The production team goes all in to live up to his gruff prologue, doubling down on the smoke, pyrotechnics and lasers. It’s like Wolf from Gladiator (who is sadly absent) had a love child with the giant robot spiders from Wild Wild West. Inside the Beast (are you ready to feast?), a hulking, metallic, never-ending series of stunts. They all have names like “Digestive Tract” and “Vertebrae”, while the water surrounding every platform and pole is called “the blood of the Beast” – if contestants fall in, they automatically fail. But, alas, it’s only water, rather than actual blood, and all the hyperbole only sets the show up for a mild sense of disappointment. There’s no punching through the beast’s heart, bursting through its rib cage, or exploding out of its mechanised rear like a lethal spinning shard of shiny, magnetic poo.
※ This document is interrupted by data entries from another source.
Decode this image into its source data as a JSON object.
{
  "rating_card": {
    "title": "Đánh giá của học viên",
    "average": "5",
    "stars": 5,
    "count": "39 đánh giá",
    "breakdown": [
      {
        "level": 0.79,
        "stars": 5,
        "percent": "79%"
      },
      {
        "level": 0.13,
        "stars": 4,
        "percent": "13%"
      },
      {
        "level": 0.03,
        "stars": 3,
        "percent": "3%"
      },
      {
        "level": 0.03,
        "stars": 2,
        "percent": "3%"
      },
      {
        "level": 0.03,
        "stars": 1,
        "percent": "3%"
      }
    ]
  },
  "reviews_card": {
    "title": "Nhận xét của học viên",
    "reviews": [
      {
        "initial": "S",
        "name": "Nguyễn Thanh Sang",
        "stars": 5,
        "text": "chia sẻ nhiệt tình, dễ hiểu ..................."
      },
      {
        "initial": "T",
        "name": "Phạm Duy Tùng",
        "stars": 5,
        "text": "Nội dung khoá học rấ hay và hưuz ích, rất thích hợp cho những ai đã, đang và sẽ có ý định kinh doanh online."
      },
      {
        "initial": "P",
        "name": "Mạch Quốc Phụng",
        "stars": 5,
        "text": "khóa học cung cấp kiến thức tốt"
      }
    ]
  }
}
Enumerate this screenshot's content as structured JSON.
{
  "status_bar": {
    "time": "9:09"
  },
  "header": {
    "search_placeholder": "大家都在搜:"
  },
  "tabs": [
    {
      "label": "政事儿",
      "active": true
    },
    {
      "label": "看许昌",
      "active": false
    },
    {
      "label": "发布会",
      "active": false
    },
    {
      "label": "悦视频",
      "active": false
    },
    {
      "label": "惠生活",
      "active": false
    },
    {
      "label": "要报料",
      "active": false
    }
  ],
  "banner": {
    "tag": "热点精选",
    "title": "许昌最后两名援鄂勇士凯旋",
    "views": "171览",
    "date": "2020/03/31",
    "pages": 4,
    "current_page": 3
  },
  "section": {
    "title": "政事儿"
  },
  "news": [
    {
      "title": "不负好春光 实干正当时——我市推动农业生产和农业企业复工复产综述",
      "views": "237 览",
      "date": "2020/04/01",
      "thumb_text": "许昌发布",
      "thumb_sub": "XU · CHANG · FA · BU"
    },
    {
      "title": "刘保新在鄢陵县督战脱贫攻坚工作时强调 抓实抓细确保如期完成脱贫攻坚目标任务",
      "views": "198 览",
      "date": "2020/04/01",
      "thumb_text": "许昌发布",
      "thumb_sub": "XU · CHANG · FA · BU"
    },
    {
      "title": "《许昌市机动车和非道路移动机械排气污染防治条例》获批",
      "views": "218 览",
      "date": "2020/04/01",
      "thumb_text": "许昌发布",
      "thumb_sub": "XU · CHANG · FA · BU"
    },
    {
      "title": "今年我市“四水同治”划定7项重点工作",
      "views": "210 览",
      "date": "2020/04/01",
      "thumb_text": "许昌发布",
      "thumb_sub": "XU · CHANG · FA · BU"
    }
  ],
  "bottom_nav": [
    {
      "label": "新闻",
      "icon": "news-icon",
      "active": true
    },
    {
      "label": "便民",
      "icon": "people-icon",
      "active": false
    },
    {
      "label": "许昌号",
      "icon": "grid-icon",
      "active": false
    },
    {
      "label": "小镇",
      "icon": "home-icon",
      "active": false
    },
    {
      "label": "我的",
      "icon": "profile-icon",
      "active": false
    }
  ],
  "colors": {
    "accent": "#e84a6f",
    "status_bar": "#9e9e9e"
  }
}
In the middle of the Beast’s belly lie “Energy Coils”, which have less to do with the extended animal metaphor and more closely recall the kind of springy mushrooms you find in a level of Mario Kart.
There’s some satisfaction to be found in seeing the wave of humans thrown against the pillars, tossed off the platforms and impaled upon the spikes (ok, that doesn’t happen), just as there’s some fun in rooting for the most outlandish of the entrants – charismatic highlights include Felipe from Brazil, the first man in his home country to make a living from climbing (and an Olympic torch carrier for the 2016 Games), agile South Korean ice climber HeeYong Park, and a young college student, Simon Brunner, whose speed sees him race ahead of the pack. But this is generic stuff that pushes the right buttons without really doing anything you can’t already find on ITV on a Saturday evening.
Nonetheless, it marks the start of a big shift in Netflix’s output, as the streaming giant begins to invest more in unscripted content – at the start of 2017, Former President of Universal TV Bela Bajaria was hired as Netflix’s new head of reality TV. Indeed, THR reports that a second season of Ultimate Beastmaster has already been filmed.
What is innovative, though, is Netflix’s global reach: Ultimate Beastmaster uses that international presence to create something that really does have potential to change the sporting tournament rulebook. What it lacks in Gladiators-style novelty, it almost makes up for with Street Fighter-like scale, recruiting not just contestants from around the world, but also presenters.
Each participating country has their own pair of hosts to front localised versions of the programme to their home crowd. We may not get much Sly (Stallone is only choppered in once more to intro the finale), but we do get Brooklyn Nine-Nine’s Terry Crews and Fox Sports host Charissa Thompson. They’re not, sadly, the best pundits – Terry likening the ordeal to post-traumatic stress disorder is a little bit much – but it’s amusing to hear them try and explain the daft rules, including booster switches called “point thrusters”, with a straight face.
It’s a shame, then, that there’s no option to cycle between the different versions of the show while streaming – for British viewers, the focus is very much on the backstory for the American contestants and the US presenters, but the South Korean hosts (comedian Seo Kyung Suk and actress Park Kyeong Rim) look way more fun, chanting and dancing along with their contenders’ successes. Add in the option to watch the whole thing through another country’s perspective and Ultimate Beastmaster could become a unique spectacle. For now, its Beastmastering will have fans of sporting extremes entertained, but others will likely shrug. Beastmaster, sure. Ultimate? Not quite.
Ultimate Beastmaster: Season 1 and 2 are now available on Netflix UK, as part of an £9.99 monthly subscription.